Dividing the Rope into Sections

Imagine a ball hanging from the ceiling by a rope.

Instead of thinking of the rope as a single unit, we can divide it into smaller sections, as shown in the graph below.

A taut rope exerts the same force (tension) between each of these sections!

For instance, if the tension in the rope is $T\ [\mathrm N]$ , the purple section in the diagram exerts a downward force of $T$ on the red section and an upward force of $T$ on the light blue section.

This is the precise understanding of tension. However, when we consider the rope as a whole, most of the tension cancels out. Try turning off the Cancel Forces switch below the graph.

As you can see, when the canceling forces are removed, only the forces at the ends remain. These two forces act on objects other than the rope, so they don't cancel out. The red force at the top pulls on the ceiling, while the green force at the bottom pulls on the ball.

In summary, when analyzing tension, you only need to focus on the two forces exerted at the ends! Of course, these two forces are equal in magnitude.

Special attention is needed when pulleys are involved. Let's explore this next.

Tension on a Pulley

Now, let's consider the force exerted by a rope on a pulley. As shown in the graph below, a rope with balls hanging at both ends is wrapped around a pulley. The rope is divided into sections, just like before.

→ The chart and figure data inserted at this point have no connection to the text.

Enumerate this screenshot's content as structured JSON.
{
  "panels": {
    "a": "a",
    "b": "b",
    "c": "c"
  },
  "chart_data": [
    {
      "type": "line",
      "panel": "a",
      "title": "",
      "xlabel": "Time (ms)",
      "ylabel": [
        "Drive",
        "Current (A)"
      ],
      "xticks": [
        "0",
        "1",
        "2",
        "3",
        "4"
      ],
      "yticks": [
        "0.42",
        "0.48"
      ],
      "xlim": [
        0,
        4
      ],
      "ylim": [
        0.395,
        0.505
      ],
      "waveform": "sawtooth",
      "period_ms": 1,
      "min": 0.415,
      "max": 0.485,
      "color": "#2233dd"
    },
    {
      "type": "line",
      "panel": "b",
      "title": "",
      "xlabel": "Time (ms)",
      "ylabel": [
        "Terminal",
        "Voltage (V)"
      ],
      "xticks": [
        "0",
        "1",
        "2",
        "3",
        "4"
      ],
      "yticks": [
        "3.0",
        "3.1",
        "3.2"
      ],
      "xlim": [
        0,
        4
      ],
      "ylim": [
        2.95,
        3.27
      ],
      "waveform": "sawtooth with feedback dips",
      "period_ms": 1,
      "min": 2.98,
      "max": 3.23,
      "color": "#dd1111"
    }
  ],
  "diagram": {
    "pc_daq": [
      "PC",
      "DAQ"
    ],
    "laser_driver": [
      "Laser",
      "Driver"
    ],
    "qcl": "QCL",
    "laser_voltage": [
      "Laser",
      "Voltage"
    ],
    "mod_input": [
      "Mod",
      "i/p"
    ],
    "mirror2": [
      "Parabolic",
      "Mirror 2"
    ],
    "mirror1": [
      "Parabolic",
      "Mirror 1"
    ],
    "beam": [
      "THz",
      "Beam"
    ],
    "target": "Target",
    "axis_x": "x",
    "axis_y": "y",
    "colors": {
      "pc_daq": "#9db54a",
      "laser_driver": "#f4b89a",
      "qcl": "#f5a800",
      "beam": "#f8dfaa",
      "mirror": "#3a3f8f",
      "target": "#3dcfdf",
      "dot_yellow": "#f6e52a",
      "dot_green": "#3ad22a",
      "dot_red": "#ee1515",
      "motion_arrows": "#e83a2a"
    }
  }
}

Again, try removing the canceling forces. Move the Force Display Mode slider to the middle position.

Here's where things get interesting. At the pulley, the rope curves, so the forces don't cancel out! Forces directed toward the pulley remain.

Ultimately, the rope exerts upward forces on the balls at both ends and downward forces on the pulley where it curves.

If the tension in the rope is $T$ , it's easy to see that the force on the balls is $T$ , but the force on the pulley is less obvious (it requires integration to calculate...). So, think of the rope in contact with the pulley as part of the pulley! Move the graph's slider all the way to the left.

As shown in the diagram above, you can think of the pulley as having two ropes hanging from it!

In this case, the tension acting on the pulley is downward with a magnitude of $2T$ .